Characterization of Somatostatin Receptor Subtype-Specific Regulation of Insulin and Glucagon Secretion: An in Vitro Study on Isolated Human Pancreatic Islets

Abstract

Pancreatic A- and B-cells express somatostatin receptors (SSTRs). Five pharmacologically distinct SSTR subtypes are known (SSTR1-SSTR5). In rodents, SSTR2 inhibits glucagon secretion, whereas SSTR5 suppresses the release of insulin. Human pancreatic A- and B-cells express SSTR1-3 and SSTR5; however, their contribution to the regulation of glucagon and insulin secretion is not well known. The goal of this study was to characterize the role of individual SSTR subtypes in regulating human glucagon and insulin secretion in vitro.
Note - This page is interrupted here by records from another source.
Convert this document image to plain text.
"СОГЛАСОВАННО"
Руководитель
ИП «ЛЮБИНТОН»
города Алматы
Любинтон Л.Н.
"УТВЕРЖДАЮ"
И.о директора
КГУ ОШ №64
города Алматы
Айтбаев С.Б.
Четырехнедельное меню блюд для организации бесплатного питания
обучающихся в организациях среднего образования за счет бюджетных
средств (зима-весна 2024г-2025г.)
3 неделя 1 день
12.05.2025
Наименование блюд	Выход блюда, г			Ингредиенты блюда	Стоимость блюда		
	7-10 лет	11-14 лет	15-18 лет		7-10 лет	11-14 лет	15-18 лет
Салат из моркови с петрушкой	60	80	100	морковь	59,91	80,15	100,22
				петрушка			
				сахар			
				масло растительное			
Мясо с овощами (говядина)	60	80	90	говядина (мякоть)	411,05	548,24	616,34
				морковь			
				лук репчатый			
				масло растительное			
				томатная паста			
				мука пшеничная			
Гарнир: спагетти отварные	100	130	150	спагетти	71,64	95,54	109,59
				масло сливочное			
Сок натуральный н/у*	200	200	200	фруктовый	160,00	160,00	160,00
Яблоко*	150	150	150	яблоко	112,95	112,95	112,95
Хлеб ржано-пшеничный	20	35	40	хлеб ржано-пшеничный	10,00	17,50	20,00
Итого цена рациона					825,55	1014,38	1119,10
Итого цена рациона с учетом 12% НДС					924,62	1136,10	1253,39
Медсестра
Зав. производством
Human pancreatic islets were isolated from healthy donors and incubated with somatostatin, SSTR1-3-selective and SSTR5-selective agonists, or an SSTR2-selective antagonist (DC-41-33). Stimulation of insulin secretion was induced by glucose (10, 20 mm) alone or in combination with 10 nm exendin-4 or 10 mm L-arginine. Glucagon secretion was induced by 20 mm L-arginine. Basal secretion of insulin and glucagon was measured at 2.8 or 3.3 mm glucose. SSTR1-, SSTR2-, and SSTR5-selective agonists inhibited insulin secretion with the following order of potency: SSTR2 (EC50, 0.08 nm) > SSTR5 (EC50, 5.3 nm) > SSTR1 (EC50, 35 nm). Glucagon secretion was inhibited by SSTR-selective agonists with the following order of potency: SSTR2 (EC50, 0.05 nm) > SSTR1 (EC50, 1.8 nm) > SSTR5 (EC50, 28 nm). DC-41-33 dose-dependently reversed the effects of the SSTR2-selective agonist on insulin and glucagon secretion. Our study demonstrates that SSTR2-agonist is the most potent inhibitor of insulin and glucagon secretion from isolated human pancreatic islets. Furthermore, we identify SSTR1- and SSTR5-selective agonists as additional inhibitors of insulin and glucagon secretion from human pancreas.